Three Women Who Ignited American Romanticism
This biography of three sisters—Elizabeth Palmer Peabody (1804-1894), Mary Tyler Peabody Mann (1807-1887), and Sophia Amelia Peabody Hawthorne (1809-1871)—is based on rich primary sources and was 20 years in the making. The Peabody sisters weren’t rich, and, in the words of educator Horace Mann (Mary’s husband), they had "no éclat in the fashionable world." But with their reformist zeal, the sisters helped transform 19th-century America. Elizabeth ran Boston’s famed West Street bookstore (where fellow Transcendentalist Margaret Fuller held her salons for women), spearheaded the kindergarten movement, and helped Louisa May Alcott’s father found a progressive school; Mary wrote Christianity in the Kitchen and married Horace Mann; and baby sister Sophia was an artist of some repute and a supportive wife to Nathaniel Hawthorne. Together they shared—and influenced—great intellectual and artistic pursuits.
Houghton Mifflin. 544 pages. $28. ISBN: 0395389925
"It is a graceful account, bursting with the excitement of shared personal and intellectual discovery. … Though each of the Peabody sisters’ lives is interesting in its own right, the real fascination is in their linked lives, and those have now been ably re-created." Michael Kenney
New York Times
"Ms. Marshall … performs the intellectual equivalent of a triple axel.
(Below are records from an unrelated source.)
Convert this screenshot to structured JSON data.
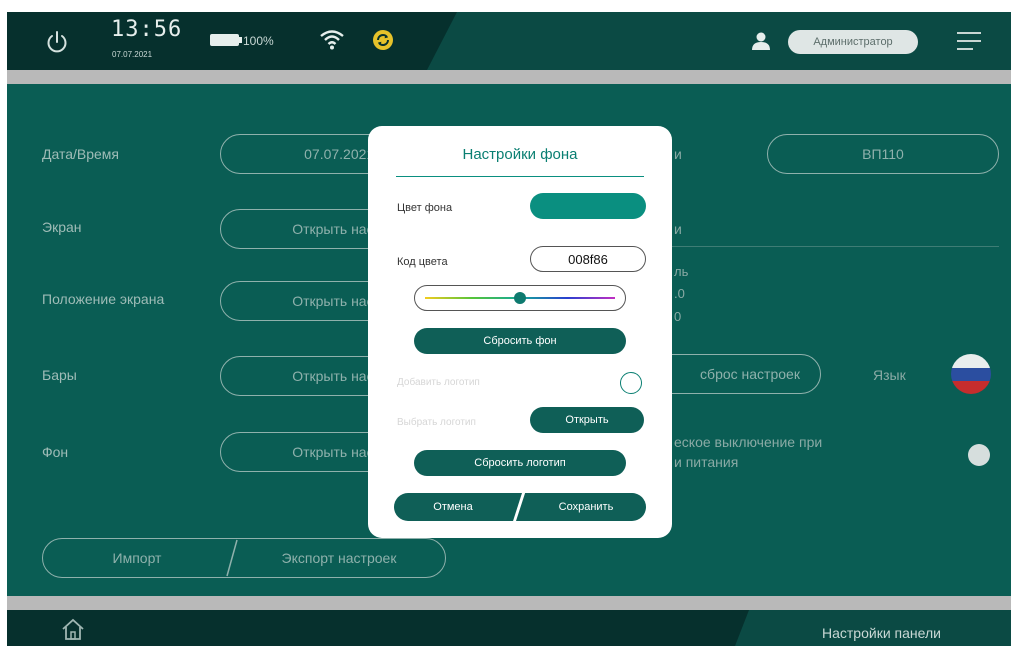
{
  "status": {
    "time": "13:56",
    "date": "07.07.2021",
    "battery": "100%",
    "user_role": "Администратор"
  },
  "settings": {
    "datetime_label": "Дата/Время",
    "datetime_value": "07.07.2021 1",
    "screen_label": "Экран",
    "screen_btn": "Открыть настр",
    "position_label": "Положение экрана",
    "position_btn": "Открыть настр",
    "bars_label": "Бары",
    "bars_btn": "Открыть настр",
    "bg_label": "Фон",
    "bg_btn": "Открыть настр",
    "device_label_fragment": "и",
    "device_value": "ВП110",
    "info_frag_1": "ль",
    "info_frag_2": ".0",
    "info_frag_3": "0",
    "reset_btn": "сброс настроек",
    "language_label": "Язык",
    "autooff_line1": "еское выключение при",
    "autooff_line2": "и питания",
    "import_btn": "Импорт",
    "export_btn": "Экспорт настроек"
  },
  "bottom": {
    "title": "Настройки панели"
  },
  "dialog": {
    "title": "Настройки фона",
    "bg_color_label": "Цвет фона",
    "bg_color_value": "#0a8f80",
    "color_code_label": "Код цвета",
    "color_code_value": "008f86",
    "hue_position": 0.5,
    "reset_bg": "Сбросить фон",
    "add_logo_label": "Добавить логотип",
    "select_logo_label": "Выбрать логотип",
    "open_btn": "Открыть",
    "reset_logo": "Сбросить логотип",
    "cancel_btn": "Отмена",
    "save_btn": "Сохранить"
  },
  "colors": {
    "accent": "#0a8f80",
    "dark": "#06302d",
    "content": "#0a5d54"
  },
  "icons": [
    "power-icon",
    "battery-icon",
    "wifi-icon",
    "sync-icon",
    "user-icon",
    "menu-icon",
    "home-icon",
    "flag-russia-icon"
  ]
}
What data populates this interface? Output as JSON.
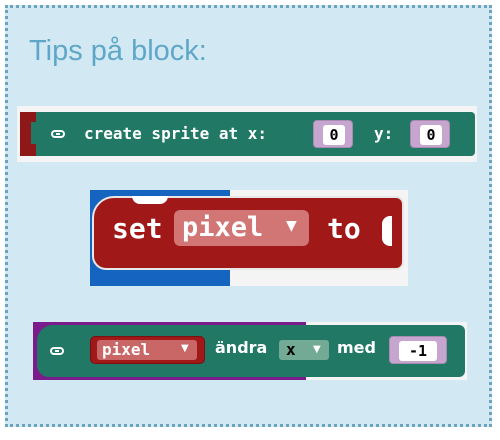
{
  "title": "Tips på block:",
  "block1": {
    "text": "create sprite at x:",
    "ylabel": "y:",
    "x_value": "0",
    "y_value": "0"
  },
  "block2": {
    "set": "set",
    "variable": "pixel",
    "to": "to"
  },
  "block3": {
    "variable": "pixel",
    "action": "ändra",
    "property": "x",
    "med": "med",
    "value": "-1"
  },
  "icons": {
    "dropdown": "dropdown-arrow-icon",
    "link": "link-icon"
  },
  "colors": {
    "panel": "#d2e8f3",
    "border": "#6aa4c1",
    "title": "#5fa7c9",
    "green": "#217865",
    "red": "#a01818",
    "purple": "#c6a6cf"
  }
}
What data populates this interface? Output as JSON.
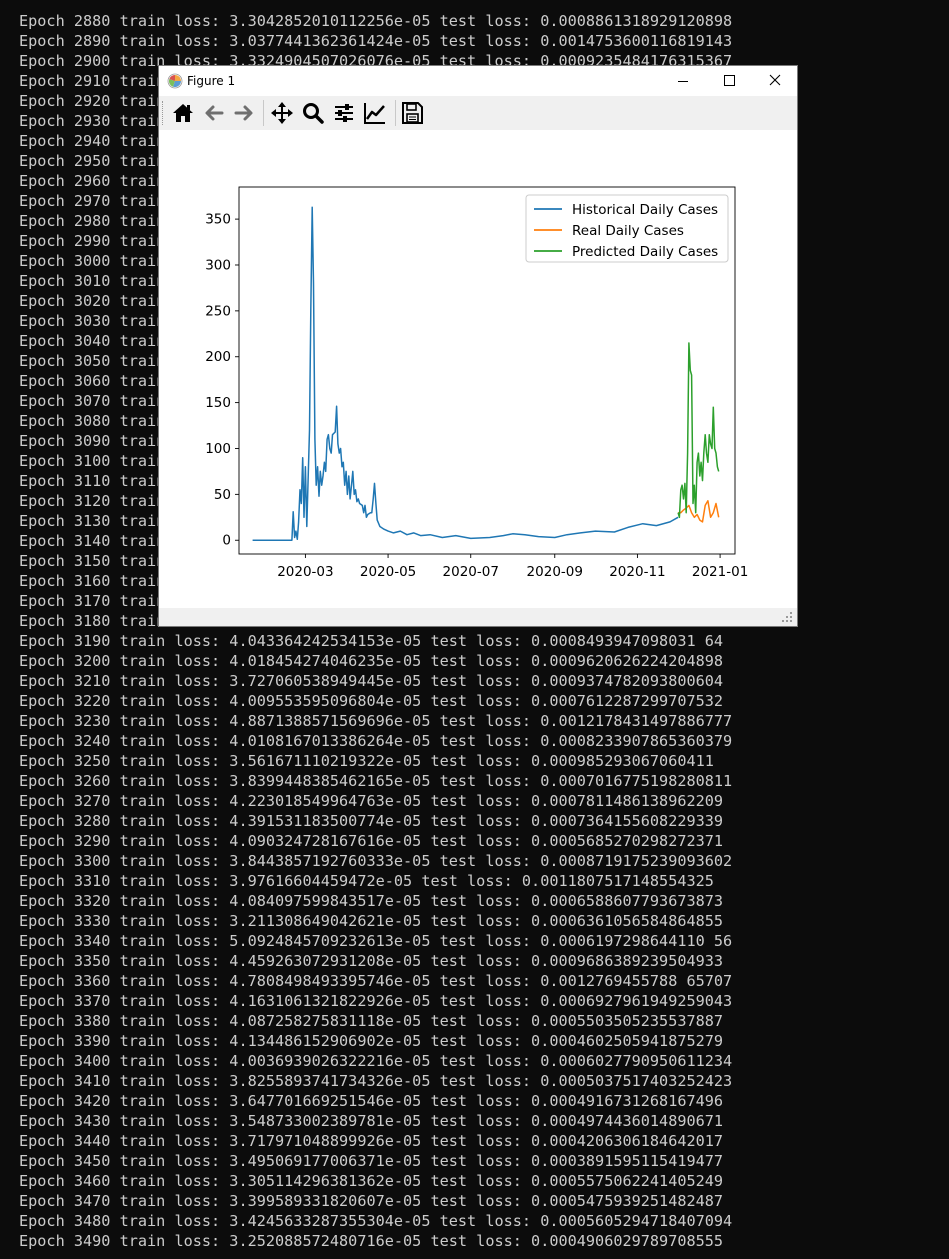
{
  "terminal": {
    "lines": [
      "Epoch 2880 train loss: 3.3042852010112256e-05 test loss: 0.0008861318929120898",
      "Epoch 2890 train loss: 3.0377441362361424e-05 test loss: 0.0014753600116819143",
      "Epoch 2900 train loss: 3.3324904507026076e-05 test loss: 0.0009235484176315367",
      "Epoch 2910 train",
      "Epoch 2920 train",
      "Epoch 2930 train",
      "Epoch 2940 train",
      "Epoch 2950 train",
      "Epoch 2960 train",
      "Epoch 2970 train",
      "Epoch 2980 train",
      "Epoch 2990 train",
      "Epoch 3000 train",
      "Epoch 3010 train",
      "Epoch 3020 train",
      "Epoch 3030 train",
      "Epoch 3040 train",
      "Epoch 3050 train",
      "Epoch 3060 train",
      "Epoch 3070 train",
      "Epoch 3080 train",
      "Epoch 3090 train",
      "Epoch 3100 train",
      "Epoch 3110 train",
      "Epoch 3120 train",
      "Epoch 3130 train",
      "Epoch 3140 train",
      "Epoch 3150 train",
      "Epoch 3160 train",
      "Epoch 3170 train",
      "Epoch 3180 train",
      "Epoch 3190 train loss: 4.043364242534153e-05 test loss: 0.0008493947098031 64",
      "Epoch 3200 train loss: 4.018454274046235e-05 test loss: 0.0009620626224204898",
      "Epoch 3210 train loss: 3.727060538949445e-05 test loss: 0.0009374782093800604",
      "Epoch 3220 train loss: 4.009553595096804e-05 test loss: 0.0007612287299707532",
      "Epoch 3230 train loss: 4.8871388571569696e-05 test loss: 0.0012178431497886777",
      "Epoch 3240 train loss: 4.0108167013386264e-05 test loss: 0.0008233907865360379",
      "Epoch 3250 train loss: 3.561671110219322e-05 test loss: 0.000985293067060411",
      "Epoch 3260 train loss: 3.8399448385462165e-05 test loss: 0.0007016775198280811",
      "Epoch 3270 train loss: 4.223018549964763e-05 test loss: 0.0007811486138962209",
      "Epoch 3280 train loss: 4.391531183500774e-05 test loss: 0.0007364155608229339",
      "Epoch 3290 train loss: 4.090324728167616e-05 test loss: 0.0005685270298272371",
      "Epoch 3300 train loss: 3.8443857192760333e-05 test loss: 0.0008719175239093602",
      "Epoch 3310 train loss: 3.97616604459472e-05 test loss: 0.0011807517148554325",
      "Epoch 3320 train loss: 4.084097599843517e-05 test loss: 0.0006588607793673873",
      "Epoch 3330 train loss: 3.211308649042621e-05 test loss: 0.0006361056584864855",
      "Epoch 3340 train loss: 5.0924845709232613e-05 test loss: 0.0006197298644110 56",
      "Epoch 3350 train loss: 4.459263072931208e-05 test loss: 0.0009686389239504933",
      "Epoch 3360 train loss: 4.7808498493395746e-05 test loss: 0.0012769455788 65707",
      "Epoch 3370 train loss: 4.1631061321822926e-05 test loss: 0.0006927961949259043",
      "Epoch 3380 train loss: 4.087258275831118e-05 test loss: 0.0005503505235537887",
      "Epoch 3390 train loss: 4.134486152906902e-05 test loss: 0.0004602505941875279",
      "Epoch 3400 train loss: 4.0036939026322216e-05 test loss: 0.0006027790950611234",
      "Epoch 3410 train loss: 3.8255893741734326e-05 test loss: 0.0005037517403252423",
      "Epoch 3420 train loss: 3.647701669251546e-05 test loss: 0.0004916731268167496",
      "Epoch 3430 train loss: 3.548733002389781e-05 test loss: 0.0004974436014890671",
      "Epoch 3440 train loss: 3.717971048899926e-05 test loss: 0.0004206306184642017",
      "Epoch 3450 train loss: 3.495069177006371e-05 test loss: 0.0003891595115419477",
      "Epoch 3460 train loss: 3.305114296381362e-05 test loss: 0.0005575062241405249",
      "Epoch 3470 train loss: 3.399589331820607e-05 test loss: 0.0005475939251482487",
      "Epoch 3480 train loss: 3.4245633287355304e-05 test loss: 0.0005605294718407094",
      "Epoch 3490 train loss: 3.252088572480716e-05 test loss: 0.0004906029789708555"
    ],
    "colors": {
      "background": "#0c0c0c",
      "text": "#cccccc"
    }
  },
  "window": {
    "title": "Figure 1",
    "controls": [
      "minimize-icon",
      "maximize-icon",
      "close-icon"
    ]
  },
  "toolbar": {
    "buttons": [
      "home-icon",
      "back-arrow-icon",
      "forward-arrow-icon",
      "pan-icon",
      "zoom-icon",
      "configure-subplots-icon",
      "edit-axis-icon",
      "save-icon"
    ]
  },
  "chart_data": {
    "type": "line",
    "title": "",
    "xlabel": "",
    "ylabel": "",
    "xlim": [
      "2020-01-12",
      "2021-01-12"
    ],
    "ylim": [
      -15,
      385
    ],
    "xticks": [
      "2020-03",
      "2020-05",
      "2020-07",
      "2020-09",
      "2020-11",
      "2021-01"
    ],
    "yticks": [
      0,
      50,
      100,
      150,
      200,
      250,
      300,
      350
    ],
    "legend_position": "top-right",
    "grid": false,
    "series": [
      {
        "name": "Historical Daily Cases",
        "color": "#1f77b4",
        "points": [
          [
            "2020-01-22",
            0
          ],
          [
            "2020-02-15",
            0
          ],
          [
            "2020-02-20",
            0
          ],
          [
            "2020-02-21",
            31
          ],
          [
            "2020-02-22",
            3
          ],
          [
            "2020-02-23",
            10
          ],
          [
            "2020-02-24",
            1
          ],
          [
            "2020-02-25",
            20
          ],
          [
            "2020-02-26",
            55
          ],
          [
            "2020-02-27",
            40
          ],
          [
            "2020-02-28",
            90
          ],
          [
            "2020-02-29",
            25
          ],
          [
            "2020-03-01",
            80
          ],
          [
            "2020-03-02",
            15
          ],
          [
            "2020-03-04",
            120
          ],
          [
            "2020-03-05",
            250
          ],
          [
            "2020-03-06",
            363
          ],
          [
            "2020-03-07",
            280
          ],
          [
            "2020-03-08",
            110
          ],
          [
            "2020-03-09",
            60
          ],
          [
            "2020-03-10",
            80
          ],
          [
            "2020-03-11",
            48
          ],
          [
            "2020-03-12",
            75
          ],
          [
            "2020-03-13",
            60
          ],
          [
            "2020-03-14",
            70
          ],
          [
            "2020-03-15",
            85
          ],
          [
            "2020-03-16",
            75
          ],
          [
            "2020-03-17",
            110
          ],
          [
            "2020-03-18",
            115
          ],
          [
            "2020-03-19",
            100
          ],
          [
            "2020-03-20",
            95
          ],
          [
            "2020-03-21",
            115
          ],
          [
            "2020-03-23",
            118
          ],
          [
            "2020-03-24",
            146
          ],
          [
            "2020-03-25",
            105
          ],
          [
            "2020-03-26",
            95
          ],
          [
            "2020-03-27",
            100
          ],
          [
            "2020-03-28",
            80
          ],
          [
            "2020-03-29",
            85
          ],
          [
            "2020-03-30",
            60
          ],
          [
            "2020-03-31",
            75
          ],
          [
            "2020-04-01",
            50
          ],
          [
            "2020-04-02",
            70
          ],
          [
            "2020-04-03",
            45
          ],
          [
            "2020-04-04",
            60
          ],
          [
            "2020-04-05",
            75
          ],
          [
            "2020-04-06",
            50
          ],
          [
            "2020-04-07",
            55
          ],
          [
            "2020-04-08",
            42
          ],
          [
            "2020-04-09",
            45
          ],
          [
            "2020-04-10",
            40
          ],
          [
            "2020-04-12",
            38
          ],
          [
            "2020-04-13",
            30
          ],
          [
            "2020-04-14",
            38
          ],
          [
            "2020-04-15",
            25
          ],
          [
            "2020-04-16",
            28
          ],
          [
            "2020-04-18",
            30
          ],
          [
            "2020-04-19",
            30
          ],
          [
            "2020-04-20",
            45
          ],
          [
            "2020-04-21",
            62
          ],
          [
            "2020-04-22",
            40
          ],
          [
            "2020-04-23",
            22
          ],
          [
            "2020-04-25",
            15
          ],
          [
            "2020-04-28",
            12
          ],
          [
            "2020-05-01",
            10
          ],
          [
            "2020-05-05",
            8
          ],
          [
            "2020-05-10",
            10
          ],
          [
            "2020-05-15",
            6
          ],
          [
            "2020-05-20",
            8
          ],
          [
            "2020-05-25",
            5
          ],
          [
            "2020-06-01",
            6
          ],
          [
            "2020-06-10",
            3
          ],
          [
            "2020-06-20",
            5
          ],
          [
            "2020-07-01",
            2
          ],
          [
            "2020-07-15",
            3
          ],
          [
            "2020-07-25",
            5
          ],
          [
            "2020-08-01",
            7
          ],
          [
            "2020-08-10",
            6
          ],
          [
            "2020-08-20",
            4
          ],
          [
            "2020-09-01",
            3
          ],
          [
            "2020-09-10",
            6
          ],
          [
            "2020-09-20",
            8
          ],
          [
            "2020-10-01",
            10
          ],
          [
            "2020-10-15",
            9
          ],
          [
            "2020-10-25",
            14
          ],
          [
            "2020-11-05",
            18
          ],
          [
            "2020-11-15",
            16
          ],
          [
            "2020-11-25",
            20
          ],
          [
            "2020-12-01",
            25
          ]
        ]
      },
      {
        "name": "Real Daily Cases",
        "color": "#ff7f0e",
        "points": [
          [
            "2020-12-01",
            30
          ],
          [
            "2020-12-03",
            30
          ],
          [
            "2020-12-05",
            33
          ],
          [
            "2020-12-07",
            35
          ],
          [
            "2020-12-09",
            38
          ],
          [
            "2020-12-11",
            30
          ],
          [
            "2020-12-13",
            25
          ],
          [
            "2020-12-15",
            28
          ],
          [
            "2020-12-17",
            22
          ],
          [
            "2020-12-19",
            20
          ],
          [
            "2020-12-21",
            38
          ],
          [
            "2020-12-23",
            43
          ],
          [
            "2020-12-25",
            25
          ],
          [
            "2020-12-27",
            30
          ],
          [
            "2020-12-29",
            40
          ],
          [
            "2020-12-31",
            25
          ]
        ]
      },
      {
        "name": "Predicted Daily Cases",
        "color": "#2ca02c",
        "points": [
          [
            "2020-12-01",
            30
          ],
          [
            "2020-12-02",
            25
          ],
          [
            "2020-12-03",
            55
          ],
          [
            "2020-12-04",
            60
          ],
          [
            "2020-12-05",
            45
          ],
          [
            "2020-12-06",
            62
          ],
          [
            "2020-12-07",
            30
          ],
          [
            "2020-12-08",
            95
          ],
          [
            "2020-12-09",
            215
          ],
          [
            "2020-12-10",
            185
          ],
          [
            "2020-12-11",
            180
          ],
          [
            "2020-12-12",
            40
          ],
          [
            "2020-12-13",
            60
          ],
          [
            "2020-12-14",
            30
          ],
          [
            "2020-12-15",
            85
          ],
          [
            "2020-12-16",
            95
          ],
          [
            "2020-12-17",
            70
          ],
          [
            "2020-12-18",
            85
          ],
          [
            "2020-12-19",
            65
          ],
          [
            "2020-12-20",
            95
          ],
          [
            "2020-12-21",
            115
          ],
          [
            "2020-12-22",
            95
          ],
          [
            "2020-12-23",
            85
          ],
          [
            "2020-12-24",
            115
          ],
          [
            "2020-12-25",
            105
          ],
          [
            "2020-12-26",
            100
          ],
          [
            "2020-12-27",
            145
          ],
          [
            "2020-12-28",
            100
          ],
          [
            "2020-12-29",
            95
          ],
          [
            "2020-12-30",
            80
          ],
          [
            "2020-12-31",
            75
          ]
        ]
      }
    ]
  }
}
She manages to create vivid portraits of three distinct, and distinctly engaging, personalities, placing them at the center of the seismic disturbances associated with writers like Hawthorne, Emerson and Thoreau. … [T]hanks to this exceedingly well-written, sensitively evoked history, their world lives for us." William Grimes
NY Times Book Review
"By painting so colorful and sympathetic a portrait of these remarkable women, who have mostly been viewed as minor characters in the careers of their more famous contemporaries, Marshall has given us so much that it seems ungrateful to ask for more. But I couldn’t help wishing she’d quoted at even greater length from the literary efforts of the Peabody sisters, who were such passionate (and thrifty) journal and letter writers that, as Marshall explains in her introduction, they often ‘turned a single sheet 90 degrees and wrote back across a page already covered with handwriting.’" Francine Prose
"Megan Marshall explores with the skill of a novelist the complexities of each sister’s life in their struggle to define themselves as individuals. The sisters not only had an impact on America’s leading thinkers and writers but also were remarkable in overcoming family financial challenges usually faced by sons rather than young, unmarried women." Jeanne Nicholson
"[Marshall] expertly weaves the family’s life into the fabric of their times, and there is a lovely consonance of style and sensibility between her and the Peabody women. … Marshall’s book is a grand story but also a key contribution to the debate on New England transcendentalism." Gillian Gill
Marshall immersed herself for two decades in every scrap of information available about the Peabody sisters. She has not only recreated their world, but also—has appropriately placed them at the center of many important 19th-century reform movements. No longer will Margaret Fuller reign as the lone woman in Transcendentalist circles. The only point of disagreement among reviewers is whether Marshall should have ended the book when she did; the biography takes us through roughly half of the Peabodys’ lives and careers. Dare we hope there’s a sequel in the offing?